Whether you're suffering from the emotional effects of overeating, such as guilt, self-recrimination and regret, or the common physical side effects including bloating, tiredness and heaviness, many of us are familiar with the often negative feelings that can follow a bout of overeating.
Rather than beat yourself up for the act of overeating itself, it's more important to ask yourself why you're drawn to the pattern of eating too much again and again. As with all emotional patterns and addictions, what led us to this point is unique and very personal - but there are always ways to feel better.
Qualified nutritionist Anna McCormack is an expert at helping to uncover the triggers behind overeating, and inspiring the honestly and willingness required to develop a healthier, more positive relationship with food. She's put together some tips and advice on the best ways to deal with overeating.
1. Start with acceptance and understanding
There is not enough said about the value of bringing acceptance and understanding to oneself throughout any process in life, and our diet is no exception. If you're aware that you have a tendency to overeat and would like to change this, remember that it can take time to make those changes. Acceptance and understanding is a great place to start.
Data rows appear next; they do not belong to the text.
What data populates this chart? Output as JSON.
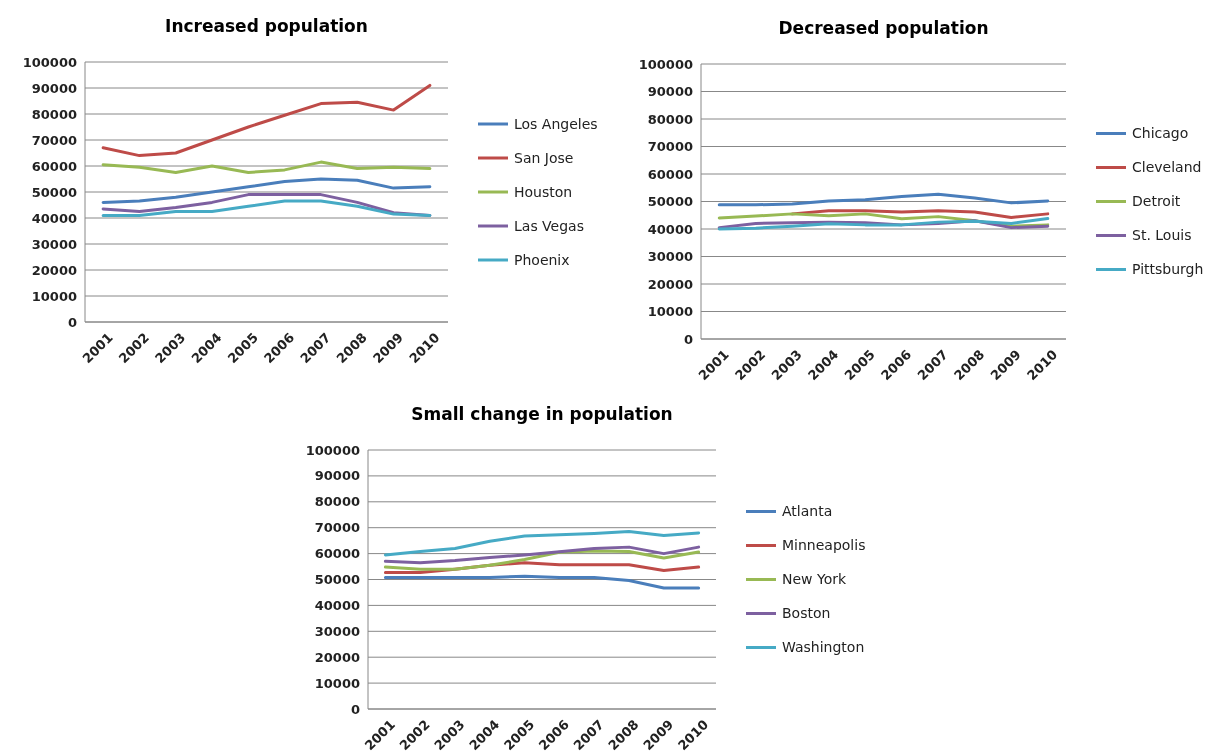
{
  "chart_data": [
    {
      "type": "line",
      "title": "Increased population",
      "categories": [
        "2001",
        "2002",
        "2003",
        "2004",
        "2005",
        "2006",
        "2007",
        "2008",
        "2009",
        "2010"
      ],
      "ylim": [
        0,
        100000
      ],
      "yticks": [
        0,
        10000,
        20000,
        30000,
        40000,
        50000,
        60000,
        70000,
        80000,
        90000,
        100000
      ],
      "grid": "y",
      "legend": "right",
      "series": [
        {
          "name": "Los Angeles",
          "color": "#4a7ebb",
          "values": [
            46000,
            46500,
            48000,
            50000,
            52000,
            54000,
            55000,
            54500,
            51500,
            52000
          ]
        },
        {
          "name": "San Jose",
          "color": "#be4b48",
          "values": [
            67000,
            64000,
            65000,
            70000,
            75000,
            79500,
            84000,
            84500,
            81500,
            91000
          ]
        },
        {
          "name": "Houston",
          "color": "#98b954",
          "values": [
            60500,
            59500,
            57500,
            60000,
            57500,
            58500,
            61500,
            59000,
            59500,
            59000
          ]
        },
        {
          "name": "Las Vegas",
          "color": "#7d60a0",
          "values": [
            43500,
            42500,
            44000,
            46000,
            49000,
            49000,
            49000,
            46000,
            42000,
            41000
          ]
        },
        {
          "name": "Phoenix",
          "color": "#46aac5",
          "values": [
            41000,
            41000,
            42500,
            42500,
            44500,
            46500,
            46500,
            44500,
            41500,
            41000
          ]
        }
      ]
    },
    {
      "type": "line",
      "title": "Decreased population",
      "categories": [
        "2001",
        "2002",
        "2003",
        "2004",
        "2005",
        "2006",
        "2007",
        "2008",
        "2009",
        "2010"
      ],
      "ylim": [
        0,
        100000
      ],
      "yticks": [
        0,
        10000,
        20000,
        30000,
        40000,
        50000,
        60000,
        70000,
        80000,
        90000,
        100000
      ],
      "grid": "y",
      "legend": "right",
      "series": [
        {
          "name": "Chicago",
          "color": "#4a7ebb",
          "values": [
            48800,
            48800,
            49100,
            50200,
            50600,
            51800,
            52600,
            51300,
            49500,
            50200
          ]
        },
        {
          "name": "Cleveland",
          "color": "#be4b48",
          "values": [
            null,
            null,
            45500,
            46600,
            46600,
            46200,
            46600,
            46200,
            44200,
            45500
          ]
        },
        {
          "name": "Detroit",
          "color": "#98b954",
          "values": [
            44000,
            44700,
            45500,
            44800,
            45500,
            43700,
            44500,
            43000,
            41000,
            41500
          ]
        },
        {
          "name": "St. Louis",
          "color": "#7d60a0",
          "values": [
            40500,
            42000,
            42300,
            42500,
            42300,
            41500,
            42000,
            43000,
            40500,
            41000
          ]
        },
        {
          "name": "Pittsburgh",
          "color": "#46aac5",
          "values": [
            40000,
            40300,
            41000,
            41900,
            41500,
            41500,
            42500,
            42800,
            42000,
            43800
          ]
        }
      ]
    },
    {
      "type": "line",
      "title": "Small change in population",
      "categories": [
        "2001",
        "2002",
        "2003",
        "2004",
        "2005",
        "2006",
        "2007",
        "2008",
        "2009",
        "2010"
      ],
      "ylim": [
        0,
        100000
      ],
      "yticks": [
        0,
        10000,
        20000,
        30000,
        40000,
        50000,
        60000,
        70000,
        80000,
        90000,
        100000
      ],
      "grid": "y",
      "legend": "right",
      "series": [
        {
          "name": "Atlanta",
          "color": "#4a7ebb",
          "values": [
            50800,
            50800,
            50800,
            50800,
            51300,
            50800,
            50800,
            49600,
            46700,
            46700
          ]
        },
        {
          "name": "Minneapolis",
          "color": "#be4b48",
          "values": [
            52700,
            52700,
            54000,
            55500,
            56500,
            55700,
            55700,
            55700,
            53500,
            54800
          ]
        },
        {
          "name": "New York",
          "color": "#98b954",
          "values": [
            54800,
            54000,
            54000,
            55500,
            57700,
            60500,
            61000,
            60800,
            58300,
            60600
          ]
        },
        {
          "name": "Boston",
          "color": "#7d60a0",
          "values": [
            57000,
            56500,
            57300,
            58500,
            59500,
            60700,
            62000,
            62500,
            60000,
            62500
          ]
        },
        {
          "name": "Washington",
          "color": "#46aac5",
          "values": [
            59500,
            60800,
            62000,
            64800,
            66800,
            67300,
            67800,
            68500,
            67000,
            68000
          ]
        }
      ]
    }
  ]
}
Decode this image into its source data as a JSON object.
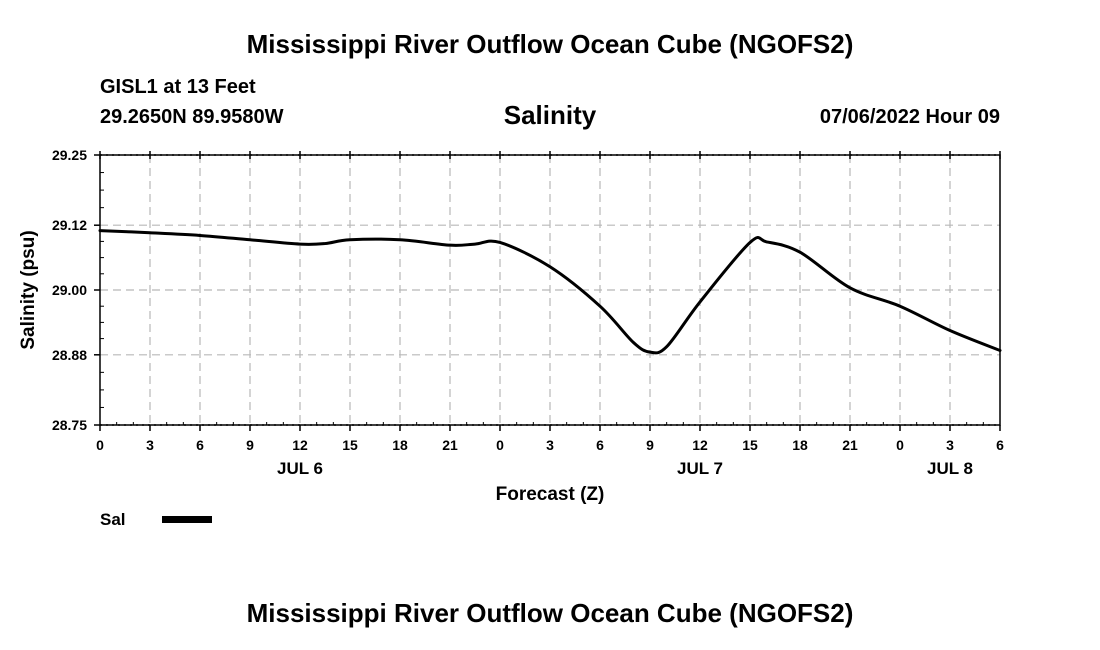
{
  "header": {
    "title": "Mississippi River Outflow Ocean Cube (NGOFS2)",
    "station": "GISL1 at 13 Feet",
    "coords": "29.2650N  89.9580W",
    "variable": "Salinity",
    "datetime": "07/06/2022 Hour 09"
  },
  "legend": {
    "label": "Sal",
    "color": "#000000"
  },
  "footer": {
    "title": "Mississippi River Outflow Ocean Cube (NGOFS2)"
  },
  "chart_data": {
    "type": "line",
    "title": "Salinity",
    "xlabel": "Forecast (Z)",
    "ylabel": "Salinity (psu)",
    "xlim": [
      0,
      54
    ],
    "ylim": [
      28.75,
      29.25
    ],
    "grid": true,
    "yticks": [
      28.75,
      28.88,
      29.0,
      29.12,
      29.25
    ],
    "ytick_labels": [
      "28.75",
      "28.88",
      "29.00",
      "29.12",
      "29.25"
    ],
    "xticks": [
      0,
      3,
      6,
      9,
      12,
      15,
      18,
      21,
      24,
      27,
      30,
      33,
      36,
      39,
      42,
      45,
      48,
      51,
      54
    ],
    "xtick_labels": [
      "0",
      "3",
      "6",
      "9",
      "12",
      "15",
      "18",
      "21",
      "0",
      "3",
      "6",
      "9",
      "12",
      "15",
      "18",
      "21",
      "0",
      "3",
      "6"
    ],
    "date_labels": [
      {
        "label": "JUL 6",
        "x": 12
      },
      {
        "label": "JUL 7",
        "x": 36
      },
      {
        "label": "JUL 8",
        "x": 51
      }
    ],
    "series": [
      {
        "name": "Sal",
        "x": [
          0,
          3,
          6,
          9,
          12,
          13.5,
          15,
          18,
          21,
          22.5,
          24,
          27,
          30,
          32,
          33,
          34,
          36,
          39,
          40,
          42,
          45,
          48,
          51,
          54
        ],
        "values": [
          29.11,
          29.106,
          29.101,
          29.093,
          29.085,
          29.086,
          29.093,
          29.093,
          29.083,
          29.085,
          29.088,
          29.043,
          28.97,
          28.903,
          28.885,
          28.895,
          28.978,
          29.088,
          29.089,
          29.07,
          29.004,
          28.97,
          28.925,
          28.888
        ]
      }
    ]
  }
}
Some will find this simple, and for others it may be more difficult, but comparison is the thief of joy. Your relationship with acceptance is your own, and the more of it you have the more you will ensure that the negative feeling of guilt or shame, or being down on yourself will have no airtime.
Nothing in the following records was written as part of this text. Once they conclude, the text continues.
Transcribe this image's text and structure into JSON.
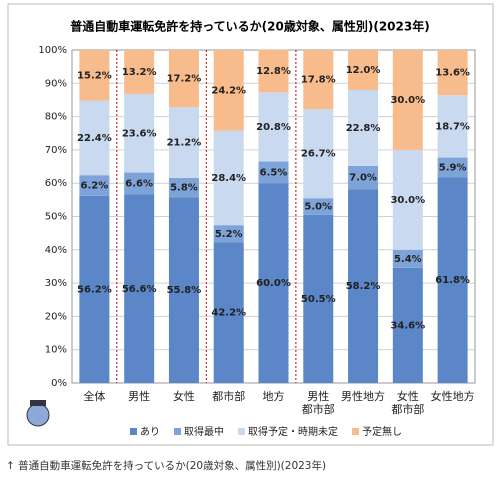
{
  "caption": "普通自動車運転免許を持っているか(20歳対象、属性別)(2023年)",
  "chart_data": {
    "type": "stacked_bar",
    "title": "普通自動車運転免許を持っているか(20歳対象、属性別)(2023年)",
    "categories": [
      "全体",
      "男性",
      "女性",
      "都市部",
      "地方",
      "男性\n都市部",
      "男性地方",
      "女性\n都市部",
      "女性地方"
    ],
    "series": [
      {
        "name": "あり",
        "color": "#5b86c7",
        "values": [
          56.2,
          56.6,
          55.8,
          42.2,
          60.0,
          50.5,
          58.2,
          34.6,
          61.8
        ],
        "value_labels": [
          "56.2%",
          "56.6%",
          "55.8%",
          "42.2%",
          "60.0%",
          "50.5%",
          "58.2%",
          "34.6%",
          "61.8%"
        ]
      },
      {
        "name": "取得最中",
        "color": "#7ea3d8",
        "values": [
          6.2,
          6.6,
          5.8,
          5.2,
          6.5,
          5.0,
          7.0,
          5.4,
          5.9
        ],
        "value_labels": [
          "6.2%",
          "6.6%",
          "5.8%",
          "5.2%",
          "6.5%",
          "5.0%",
          "7.0%",
          "5.4%",
          "5.9%"
        ]
      },
      {
        "name": "取得予定・時期未定",
        "color": "#c9daf0",
        "values": [
          22.4,
          23.6,
          21.2,
          28.4,
          20.8,
          26.7,
          22.8,
          30.0,
          18.7
        ],
        "value_labels": [
          "22.4%",
          "23.6%",
          "21.2%",
          "28.4%",
          "20.8%",
          "26.7%",
          "22.8%",
          "30.0%",
          "18.7%"
        ]
      },
      {
        "name": "予定無し",
        "color": "#f8bb8c",
        "values": [
          15.2,
          13.2,
          17.2,
          24.2,
          12.8,
          17.8,
          12.0,
          30.0,
          13.6
        ],
        "value_labels": [
          "15.2%",
          "13.2%",
          "17.2%",
          "24.2%",
          "12.8%",
          "17.8%",
          "12.0%",
          "30.0%",
          "13.6%"
        ]
      }
    ],
    "ylim": [
      0,
      100
    ],
    "yticks": [
      {
        "value": 0,
        "label": "0%"
      },
      {
        "value": 10,
        "label": "10%"
      },
      {
        "value": 20,
        "label": "20%"
      },
      {
        "value": 30,
        "label": "30%"
      },
      {
        "value": 40,
        "label": "40%"
      },
      {
        "value": 50,
        "label": "50%"
      },
      {
        "value": 60,
        "label": "60%"
      },
      {
        "value": 70,
        "label": "70%"
      },
      {
        "value": 80,
        "label": "80%"
      },
      {
        "value": 90,
        "label": "90%"
      },
      {
        "value": 100,
        "label": "100%"
      }
    ],
    "grid": true,
    "legend": "bottom"
  }
}
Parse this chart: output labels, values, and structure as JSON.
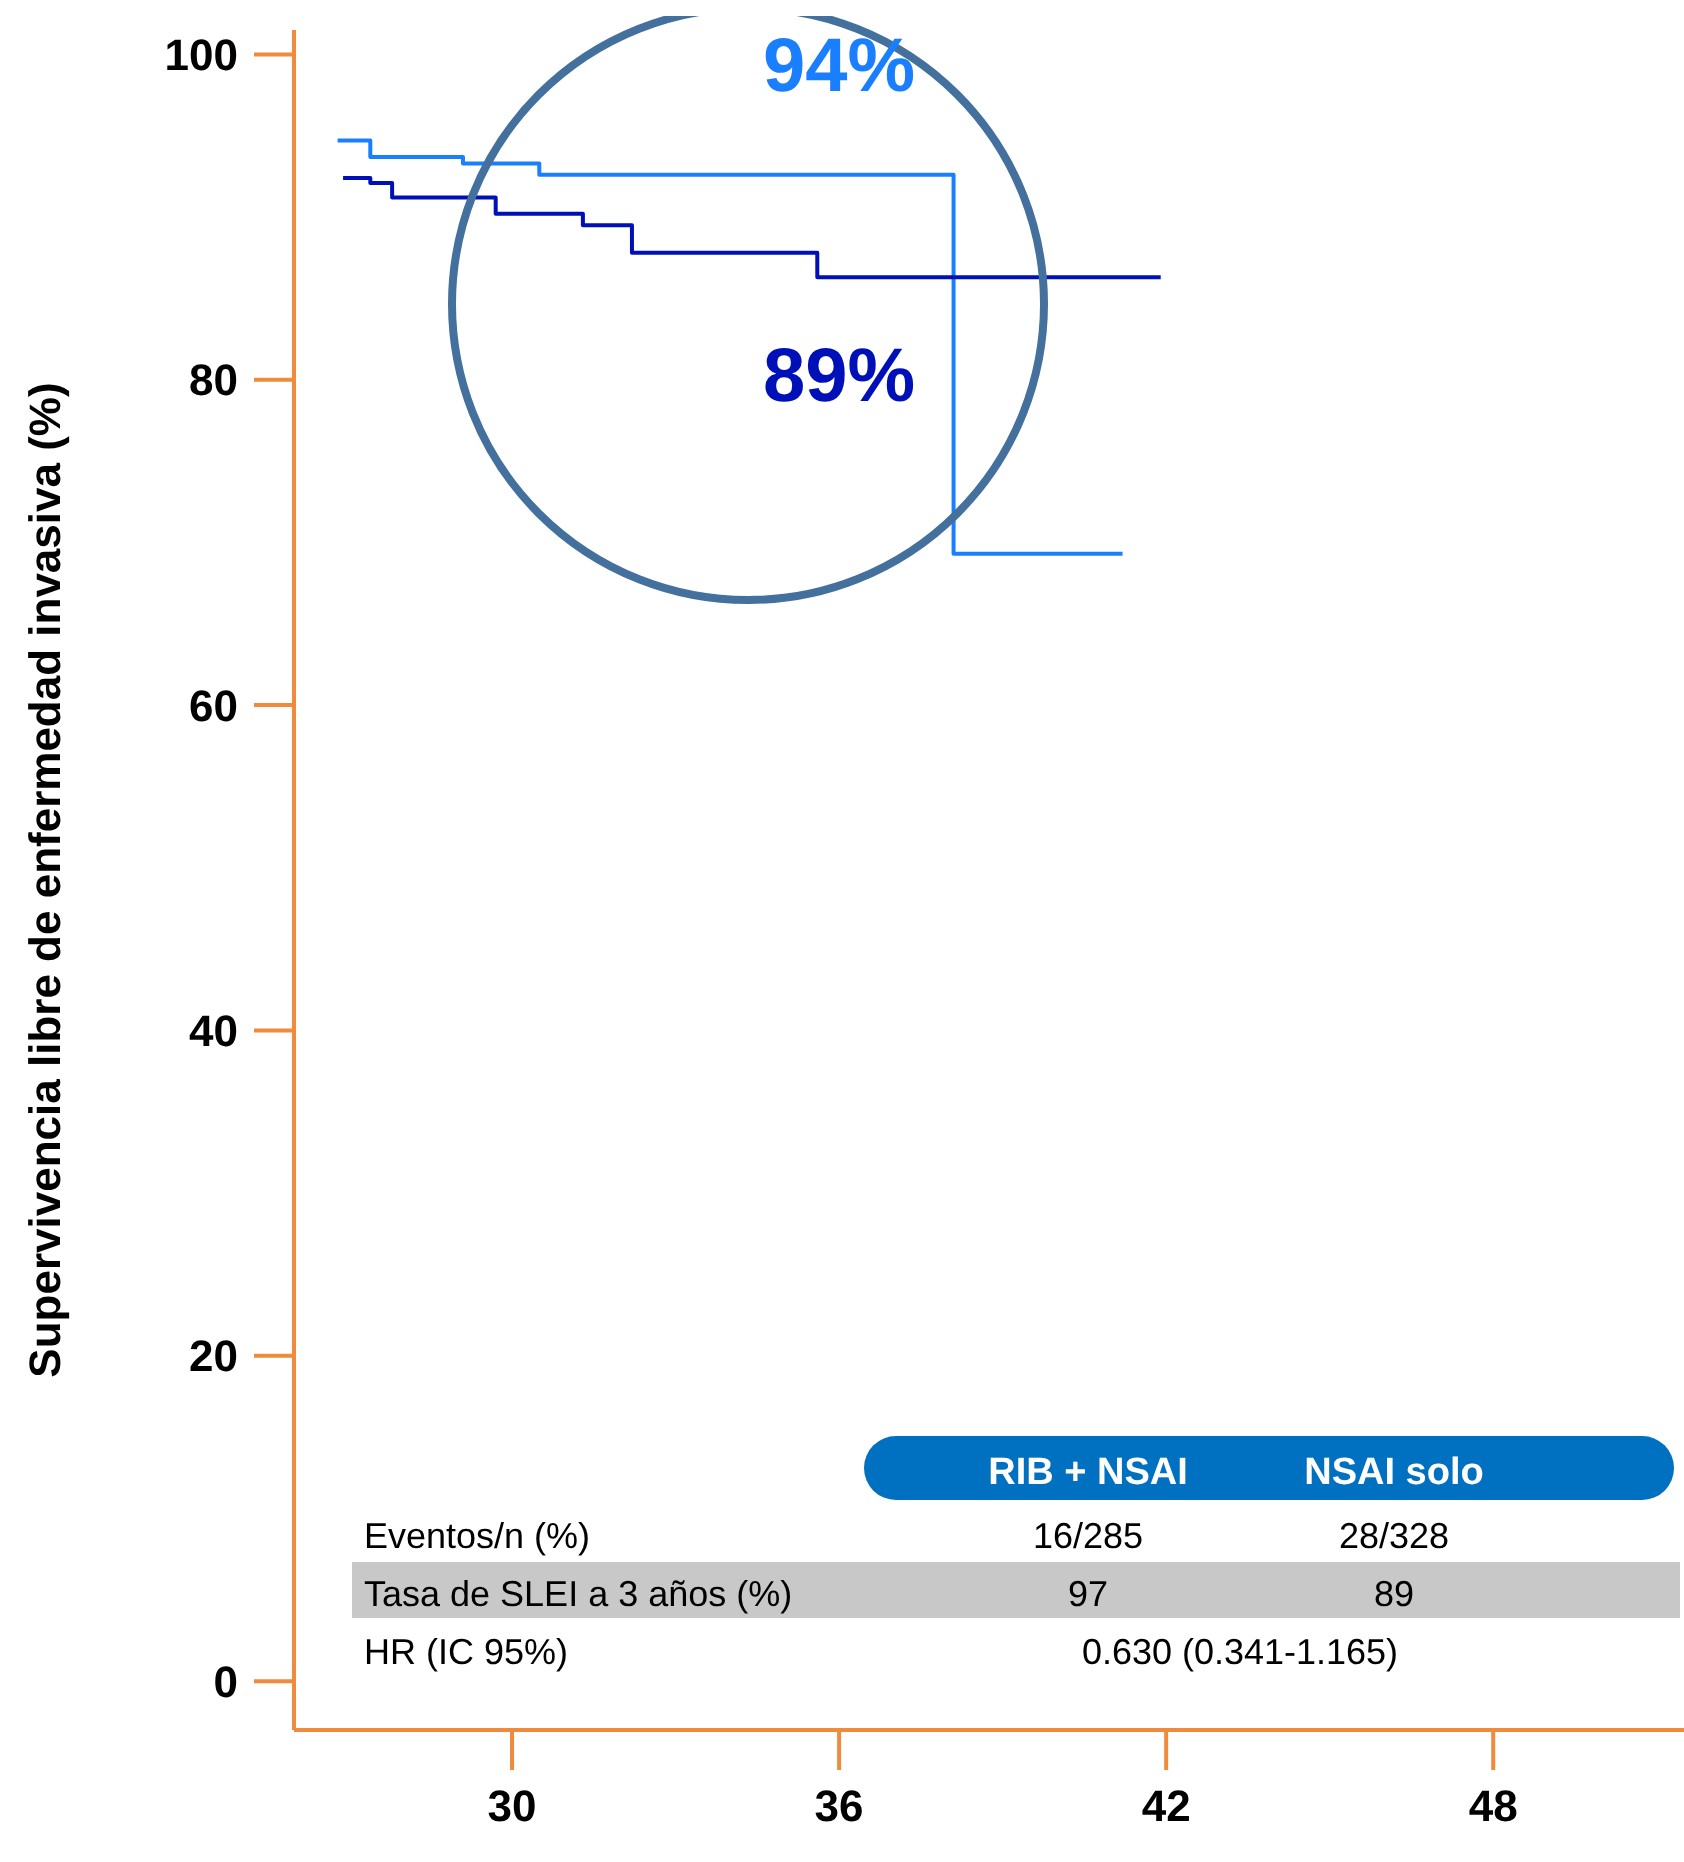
{
  "chart_data": {
    "type": "step",
    "ylabel": "Supervivencia libre de enfermedad invasiva (%)",
    "xlim": [
      26,
      51.5
    ],
    "xticks": [
      30,
      36,
      42,
      48
    ],
    "ylim": [
      -3,
      101.5
    ],
    "yticks": [
      0,
      20,
      40,
      60,
      80,
      100
    ],
    "grid": false,
    "legend": false,
    "series": [
      {
        "color": "#1a7fff",
        "x": [
          26.8,
          27.4,
          29.1,
          30.5,
          38.1,
          41.2
        ],
        "values": [
          94.7,
          93.7,
          93.3,
          92.6,
          69.3,
          69.3
        ]
      },
      {
        "color": "#0010b8",
        "x": [
          26.9,
          27.4,
          27.8,
          29.7,
          31.3,
          32.2,
          35.6,
          41.9
        ],
        "values": [
          92.4,
          92.1,
          91.2,
          90.2,
          89.5,
          87.8,
          86.3,
          86.3
        ]
      }
    ],
    "annotations": [
      {
        "text": "94%",
        "x": 36,
        "y": 92.6
      },
      {
        "text": "89%",
        "x": 36,
        "y": 86.3
      },
      "RIB + NSAI",
      "NSAI solo",
      "Eventos/n (%)",
      "16/285",
      "28/328",
      "Tasa de SLEI a 3 años (%)",
      "97",
      "89",
      "HR (IC 95%)",
      "0.630 (0.341-1.165)"
    ]
  }
}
2. Practice regular self care
The positive effects of self care can never be overstated. Referring to the caring actions throughout the day we make towards ourselves, these acts can be small or large. Brushing your teeth every day with the intent to keep them clean and healthy, making sure you get enough rest in the evening, exercising each day even if it's simply a 20 minute walk and taking a few moments throughout the day to check in with your body and how its feeling are all examples of self care.
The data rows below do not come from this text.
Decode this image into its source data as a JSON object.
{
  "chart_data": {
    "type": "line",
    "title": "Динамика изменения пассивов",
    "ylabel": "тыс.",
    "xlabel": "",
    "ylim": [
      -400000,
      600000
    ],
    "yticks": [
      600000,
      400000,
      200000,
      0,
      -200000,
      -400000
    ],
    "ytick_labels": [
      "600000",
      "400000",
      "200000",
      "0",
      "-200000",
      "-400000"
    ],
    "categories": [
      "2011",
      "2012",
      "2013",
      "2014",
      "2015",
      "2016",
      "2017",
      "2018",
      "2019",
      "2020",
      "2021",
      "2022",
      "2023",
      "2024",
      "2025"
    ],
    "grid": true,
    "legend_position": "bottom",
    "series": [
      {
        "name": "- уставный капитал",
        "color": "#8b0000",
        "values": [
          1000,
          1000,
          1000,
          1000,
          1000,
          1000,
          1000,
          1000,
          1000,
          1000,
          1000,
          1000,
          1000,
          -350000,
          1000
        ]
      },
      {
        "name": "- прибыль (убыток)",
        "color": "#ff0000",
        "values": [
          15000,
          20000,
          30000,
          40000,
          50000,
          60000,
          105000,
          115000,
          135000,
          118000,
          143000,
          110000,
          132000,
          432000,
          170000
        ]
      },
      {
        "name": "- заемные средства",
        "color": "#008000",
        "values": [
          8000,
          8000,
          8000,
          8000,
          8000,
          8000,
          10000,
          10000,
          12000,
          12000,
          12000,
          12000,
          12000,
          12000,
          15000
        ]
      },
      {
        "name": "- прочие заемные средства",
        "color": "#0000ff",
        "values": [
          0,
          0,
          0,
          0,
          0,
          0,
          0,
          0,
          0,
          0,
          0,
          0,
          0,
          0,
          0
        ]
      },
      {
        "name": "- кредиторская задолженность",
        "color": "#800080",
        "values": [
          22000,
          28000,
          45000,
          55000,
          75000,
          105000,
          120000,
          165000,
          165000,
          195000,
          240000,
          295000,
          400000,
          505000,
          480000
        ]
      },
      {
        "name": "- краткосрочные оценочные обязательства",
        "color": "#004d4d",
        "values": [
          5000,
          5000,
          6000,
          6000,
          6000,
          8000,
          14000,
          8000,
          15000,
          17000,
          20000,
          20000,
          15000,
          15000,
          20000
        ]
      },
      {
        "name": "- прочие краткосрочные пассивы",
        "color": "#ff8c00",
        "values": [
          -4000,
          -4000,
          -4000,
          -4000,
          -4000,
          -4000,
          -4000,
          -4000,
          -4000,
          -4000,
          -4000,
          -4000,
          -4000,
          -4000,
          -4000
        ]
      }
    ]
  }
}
These things may seem simple, but they go a long way when it comes to supporting our bodies and our choices. The more we care for ourselves, the less likely we are to make choices that are overindulgent or harmful to our bodies and the more awareness we will have when we are looking to make such choices. Making self care our everyday focus builds a solid foundation in our lives and is something we can always come back to in times of stress or discomfort.
3. Take responsibility
It can be incredibly empowering when we take responsibility for an area of our lives, and our diet is no exception. Being responsible with our food choices and the quantities we eat allows us the space to explore why we are overeating in the first place.
Once we get to the core of what it is that triggers us to overeat - be it an anxiety we are holding in our bodies, the need to comfort ourselves or attempting to stifle unpleasant or unwanted emotions - taking responsibility for this allows us to develop a greater awareness of ourselves and our bodies and therefore increases our understanding of ourselves.
This is merely the beginning of your journey of deepening and strengthening your relationship with both food and with life. How our body is feeling is the greatest marker we have when it comes to the types and quantities of foods we need eat for good health and wellbeing, communicating with us in both obvious and subtle ways, with a huge array of feelings, cravings and symptoms. Listening to what your mind and body are asking you for is a great starting point to developing a healthy relationship with our diet, and one we need never stray from.